The Court affirmed the denial of Defendant’s motion without a hearing because Defendant’s evidence: (1) could have been discovered by reasonably diligent counsel, and (2) did not show specific, non-speculative impropriety. Once counsel knows of information that is reasonably possible to prove material to the defense, she must inquire further. Furthermore, while evidence of misconduct need not be incontrovertible, there must be substantial and specific proof of impropriety to merit a hearing.
“[W]e hold that to satisfy the diligence standard, counsel must conduct further inquiry once the circumstances alert her to the existence of additional information that has a reasonable possibility of proving material to the defense.” (Slip. op. at 24.)

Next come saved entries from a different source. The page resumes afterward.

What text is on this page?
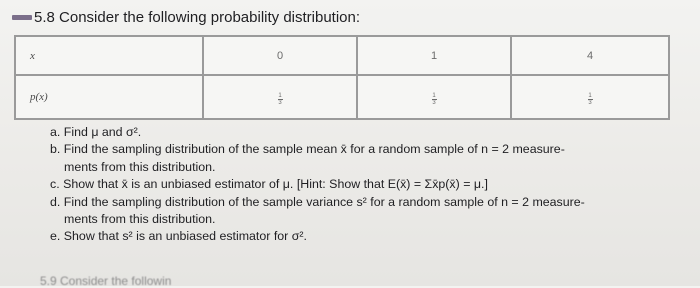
5.8 Consider the following probability distribution:
x	0	1	4
p(x)	$\frac{1}{3}$	$\frac{1}{3}$	$\frac{1}{3}$

a. Find μ and σ².

b. Find the sampling distribution of the sample mean x̄ for a random sample of n = 2 measure-

ments from this distribution.

c. Show that x̄ is an unbiased estimator of μ. [Hint: Show that E(x̄) = Σx̄p(x̄) = μ.]

d. Find the sampling distribution of the sample variance s² for a random sample of n = 2 measure-

ments from this distribution.

e. Show that s² is an unbiased estimator for σ².

5.9 Consider the followin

Non-Precedential Opinions of Note
United States v. Gatson (August 9, 2018), No. 16-3135
The Third Circuit ruled that Defendant had no Fourth Amendment standing to challenge the collection of cell-site records for a phone that Defendant failed to affirmatively claim as his own. Specifically, the Court stated that the Government’s attribution of the phone to Defendant was insufficient to establish that Defendant had an “expectation of privacy” in the phone because Defendant must demonstrate this expectation of privacy. (Slip. op. at 3.)

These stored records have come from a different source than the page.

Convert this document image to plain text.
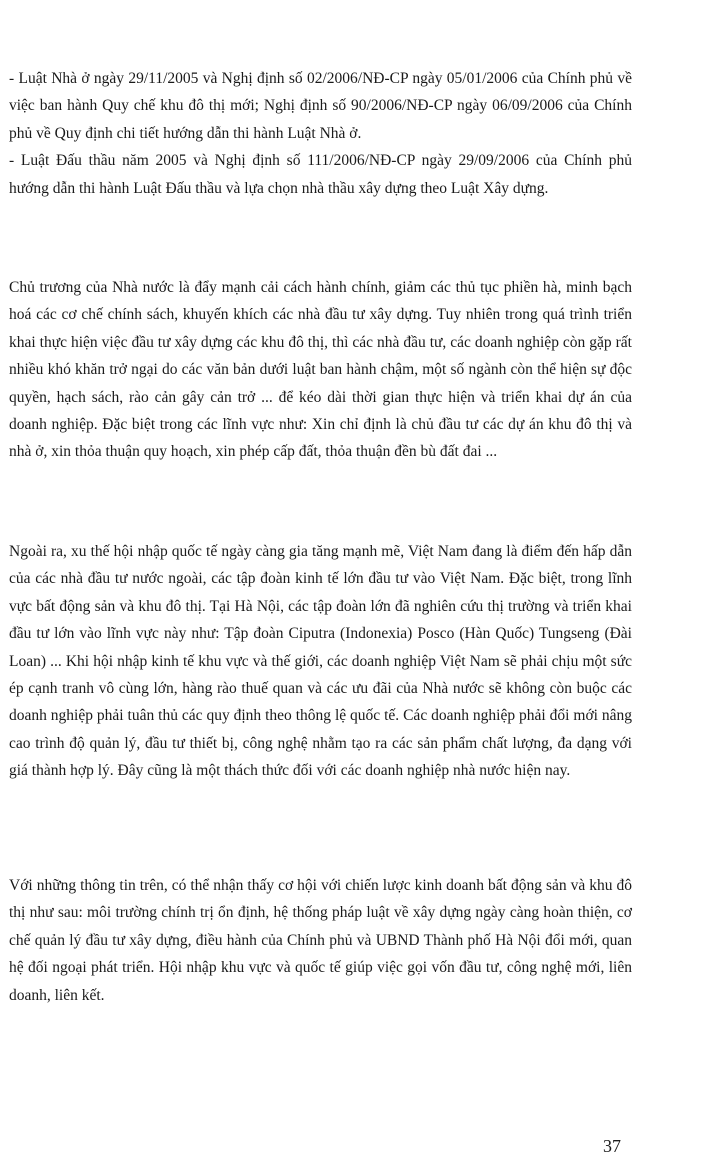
- Luật Nhà ở ngày 29/11/2005 và Nghị định số 02/2006/NĐ-CP ngày 05/01/2006 của Chính phủ về việc ban hành Quy chế khu đô thị mới; Nghị định số 90/2006/NĐ-CP ngày 06/09/2006 của Chính phủ về Quy định chi tiết hướng dẫn thi hành Luật Nhà ở.

- Luật Đấu thầu năm 2005 và Nghị định số 111/2006/NĐ-CP ngày 29/09/2006 của Chính phủ hướng dẫn thi hành Luật Đấu thầu và lựa chọn nhà thầu xây dựng theo Luật Xây dựng.

Chủ trương của Nhà nước là đẩy mạnh cải cách hành chính, giảm các thủ tục phiền hà, minh bạch hoá các cơ chế chính sách, khuyến khích các nhà đầu tư xây dựng. Tuy nhiên trong quá trình triển khai thực hiện việc đầu tư xây dựng các khu đô thị, thì các nhà đầu tư, các doanh nghiệp còn gặp rất nhiều khó khăn trở ngại do các văn bản dưới luật ban hành chậm, một số ngành còn thể hiện sự độc quyền, hạch sách, rào cản gây cản trở ... để kéo dài thời gian thực hiện và triển khai dự án của doanh nghiệp. Đặc biệt trong các lĩnh vực như: Xin chỉ định là chủ đầu tư các dự án khu đô thị và nhà ở, xin thỏa thuận quy hoạch, xin phép cấp đất, thỏa thuận đền bù đất đai ...

Ngoài ra, xu thế hội nhập quốc tế ngày càng gia tăng mạnh mẽ, Việt Nam đang là điểm đến hấp dẫn của các nhà đầu tư nước ngoài, các tập đoàn kinh tế lớn đầu tư vào Việt Nam. Đặc biệt, trong lĩnh vực bất động sản và khu đô thị. Tại Hà Nội, các tập đoàn lớn đã nghiên cứu thị trường và triển khai đầu tư lớn vào lĩnh vực này như: Tập đoàn Ciputra (Indonexia) Posco (Hàn Quốc) Tungseng (Đài Loan) ... Khi hội nhập kinh tế khu vực và thế giới, các doanh nghiệp Việt Nam sẽ phải chịu một sức ép cạnh tranh vô cùng lớn, hàng rào thuế quan và các ưu đãi của Nhà nước sẽ không còn buộc các doanh nghiệp phải tuân thủ các quy định theo thông lệ quốc tế. Các doanh nghiệp phải đổi mới nâng cao trình độ quản lý, đầu tư thiết bị, công nghệ nhằm tạo ra các sản phẩm chất lượng, đa dạng với giá thành hợp lý. Đây cũng là một thách thức đối với các doanh nghiệp nhà nước hiện nay.

Với những thông tin trên, có thể nhận thấy cơ hội với chiến lược kinh doanh bất động sản và khu đô thị như sau: môi trường chính trị ổn định, hệ thống pháp luật về xây dựng ngày càng hoàn thiện, cơ chế quản lý đầu tư xây dựng, điều hành của Chính phủ và UBND Thành phố Hà Nội đổi mới, quan hệ đối ngoại phát triển. Hội nhập khu vực và quốc tế giúp việc gọi vốn đầu tư, công nghệ mới, liên doanh, liên kết.

37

United States v. Hartline, Bekkedam (August 14, 2018), Nos. 16-4217, 17-1289
The Court upheld Defendants’ convictions for committing fraud on the Troubled Asset Relief Program (TARP), making false statements, and conspiracy. Evidence that Defendants were aware that loans to their financial institution “could not be properly characterized as capital,” but that they falsely told regulators that the institution satisfied capital requirements, was “sufficient to prove that the defendants made the underlying false representations with the specific intent” to defraud the program. (Slip. op. at 6.)

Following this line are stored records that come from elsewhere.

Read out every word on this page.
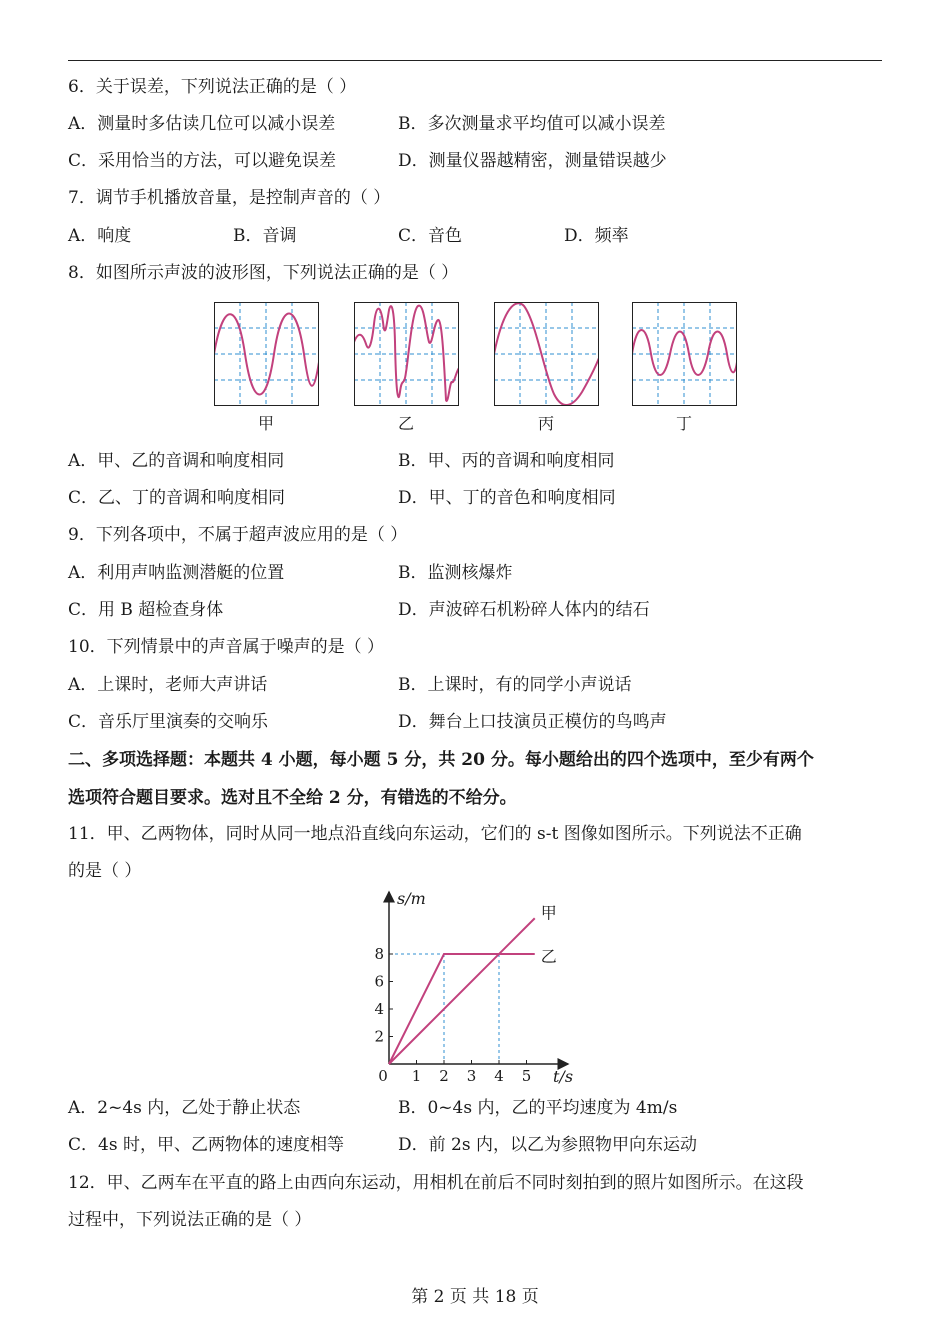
6．关于误差，下列说法正确的是（ ）
A．测量时多估读几位可以减小误差	B．多次测量求平均值可以减小误差
C．采用恰当的方法，可以避免误差	D．测量仪器越精密，测量错误越少
7．调节手机播放音量，是控制声音的（ ）
A．响度	B．音调	C．音色	D．频率
8．如图所示声波的波形图，下列说法正确的是（ ）
甲	乙	丙	丁
A．甲、乙的音调和响度相同	B．甲、丙的音调和响度相同
C．乙、丁的音调和响度相同	D．甲、丁的音色和响度相同
9．下列各项中，不属于超声波应用的是（ ）
A．利用声呐监测潜艇的位置	B．监测核爆炸
C．用 B 超检查身体	D．声波碎石机粉碎人体内的结石
10．下列情景中的声音属于噪声的是（ ）
A．上课时，老师大声讲话	B．上课时，有的同学小声说话
C．音乐厅里演奏的交响乐	D．舞台上口技演员正模仿的鸟鸣声
二、多项选择题：本题共 4 小题，每小题 5 分，共 20 分。每小题给出的四个选项中，至少有两个
选项符合题目要求。选对且不全给 2 分，有错选的不给分。
11．甲、乙两物体，同时从同一地点沿直线向东运动，它们的 s-t 图像如图所示。下列说法不正确
的是（ ）
0 1 2 3 4 5
2
4
6
8
甲
乙
s/m
t/s
A．2~4s 内，乙处于静止状态	B．0~4s 内，乙的平均速度为 4m/s
C．4s 时，甲、乙两物体的速度相等	D．前 2s 内，以乙为参照物甲向东运动
12．甲、乙两车在平直的路上由西向东运动，用相机在前后不同时刻拍到的照片如图所示。在这段
过程中，下列说法正确的是（ ）
第 2 页 共 18 页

United States v. Pagan (August 27, 2018), No. 17-3064
Defendant cooperated against Appellant in the Appellant’s prosecution and subsequently pled guilty. Appellant then made a third-party Motion to Unseal in Defendant’s case. Appellant’s Motion sought sealed documents for use in his request to revisit his sentence, which was denied while Appellant’s Motion was pending. Because Appellant was only seeking the sealed documents as support for his since-denied request, the District Court dismissed the Motion as moot. The Third Circuit held that the Motion was not moot because the Appellant, as a member of the public, had a “right of access to judicial documents” unrelated to his interest in using them in litigation. (Slip. op. at 4.)
United States v. Advantage Medical Transport, Inc., et al. (September 12, 2018), No. 17-3132
The Third Circuit upheld Defendants’ convictions for making false statements in a health care matter, concluding that ambulance logs that had been altered to hide the fact that patients were ambulatory were “material” false statements to Medicare. Despite the fact that the alterations did not actually impact Defendants’ entitlement to reimbursement, they were material because they were “of the type that would naturally tend to influence Medicare’s decisionmaking authority.” (Slip. op. at 7.)